On Linux machines such as Mufasa, users belong to ''groups''. On Mufasa, groups are used to identify the research group that a specific user is part of. Assigment of Mufasa's users to groups follow these rules:

* All users belong to group '''''users'''''.
* Additionally, each user must belong to ''one and only one'' of the following (within brackets is the name of the faculty who is in charge of Mufasa for each group):
** '''''nearmrs''''', i.e. [https://nearlab.polimi.it/medical/ Medical Robotics Section of NearLab] (prof. De Momi);
** '''''nearnes''''', i.e. [https://nearlab.polimi.it/neuroengineering/ NeuroEngineering Section of NearLab] (prof. Ferrante);
** '''''cartcas''''', i.e. [http://www.cartcas.polimi.it/ CartCasLab] (prof. Cerveri);
** '''''biomech''''', i.e. [http://www.biomech.polimi.it/ Biomechanics Research Group] (prof. Votta);
** '''''bio''''', for BioEngineering users not belonging to the research groups listed above.

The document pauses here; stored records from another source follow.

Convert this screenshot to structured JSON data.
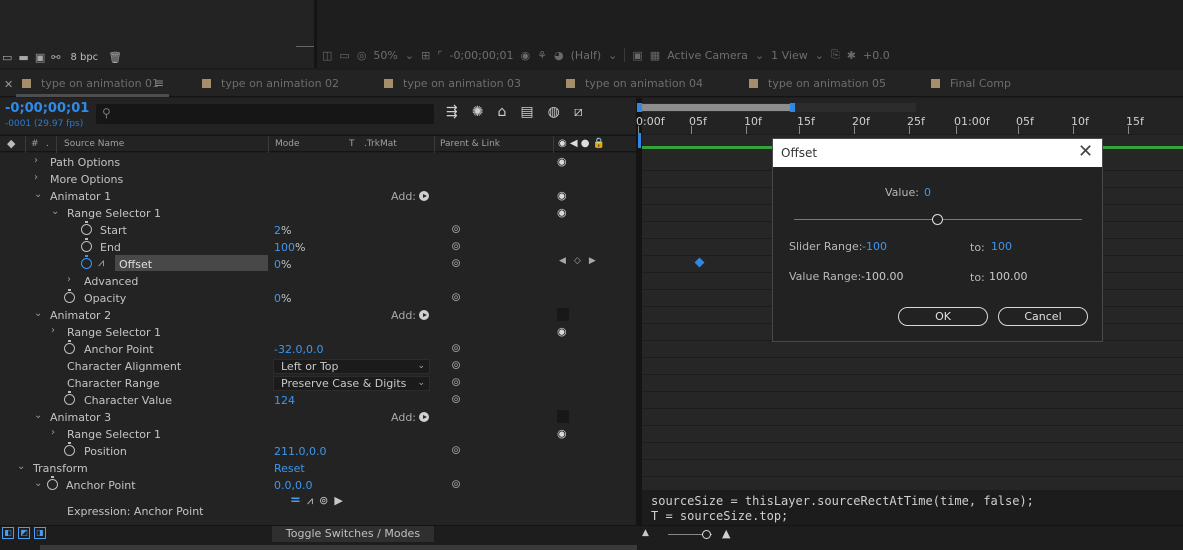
{
  "project_toolbar": {
    "bpc": "8 bpc"
  },
  "viewer_toolbar": {
    "zoom": "50%",
    "timecode": "-0;00;00;01",
    "resolution": "(Half)",
    "camera": "Active Camera",
    "views": "1 View",
    "exposure": "+0.0"
  },
  "tabs": [
    {
      "label": "type on animation 01",
      "color": "#a48f6a"
    },
    {
      "label": "type on animation 02",
      "color": "#a48f6a"
    },
    {
      "label": "type on animation 03",
      "color": "#a48f6a"
    },
    {
      "label": "type on animation 04",
      "color": "#a48f6a"
    },
    {
      "label": "type on animation 05",
      "color": "#a48f6a"
    },
    {
      "label": "Final Comp",
      "color": "#a48f6a"
    }
  ],
  "timeline": {
    "timecode": "-0;00;00;01",
    "fps": "-0001 (29.97 fps)",
    "columns": {
      "number": "#",
      "source_name": "Source Name",
      "mode": "Mode",
      "t": "T",
      "trkmat": ".TrkMat",
      "parent": "Parent & Link"
    },
    "ruler": [
      "0:00f",
      "05f",
      "10f",
      "15f",
      "20f",
      "25f",
      "01:00f",
      "05f",
      "10f",
      "15f"
    ],
    "accent_color": "#2e88e6"
  },
  "layers": {
    "path_options": "Path Options",
    "more_options": "More Options",
    "animator1": "Animator 1",
    "add_label": "Add:",
    "range_selector1": "Range Selector 1",
    "start": {
      "name": "Start",
      "value": "2",
      "unit": "%"
    },
    "end": {
      "name": "End",
      "value": "100",
      "unit": "%"
    },
    "offset": {
      "name": "Offset",
      "value": "0",
      "unit": "%"
    },
    "advanced": "Advanced",
    "opacity": {
      "name": "Opacity",
      "value": "0",
      "unit": "%"
    },
    "animator2": "Animator 2",
    "range_selector2": "Range Selector 1",
    "anchor_point_anim": {
      "name": "Anchor Point",
      "value": "-32.0,0.0"
    },
    "char_alignment": {
      "name": "Character Alignment",
      "value": "Left or Top"
    },
    "char_range": {
      "name": "Character Range",
      "value": "Preserve Case & Digits"
    },
    "char_value": {
      "name": "Character Value",
      "value": "124"
    },
    "animator3": "Animator 3",
    "range_selector3": "Range Selector 1",
    "position": {
      "name": "Position",
      "value": "211.0,0.0"
    },
    "transform": {
      "name": "Transform",
      "reset": "Reset"
    },
    "anchor_point": {
      "name": "Anchor Point",
      "value": "0.0,0.0"
    },
    "expression_label": "Expression: Anchor Point"
  },
  "expression_code": {
    "line1": "sourceSize = thisLayer.sourceRectAtTime(time, false);",
    "line2": "T = sourceSize.top;"
  },
  "bottom": {
    "toggle": "Toggle Switches / Modes"
  },
  "dialog": {
    "title": "Offset",
    "value_label": "Value:",
    "value": "0",
    "slider_position": 0.5,
    "slider_range_label": "Slider Range:",
    "slider_min": "-100",
    "to_label": "to:",
    "slider_max": "100",
    "value_range_label": "Value Range:",
    "value_min": "-100.00",
    "value_max": "100.00",
    "ok": "OK",
    "cancel": "Cancel"
  }
}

Users who are not Job Administrators but have been given the power to create users can do so with command

''sudo /opt/share/sbin/add_user.sh -u <user> -g users,<group>''

where ''<user>'' is the username of the new user and ''<group>'' is one of the 6 groups from the list above.

For instance, in order to create a user on Mufasa for a person named Mario Rossi belonging to the NeuroEngineering Section of NearLab, the following command will be used:

''sudo /opt/share/sbin/add_user.sh -u mrossi -g users,nearnes''

New users are created with a predefined password, that they will be asked to change at their first login. For security reason, it is important that such first login occurs as soon as possible.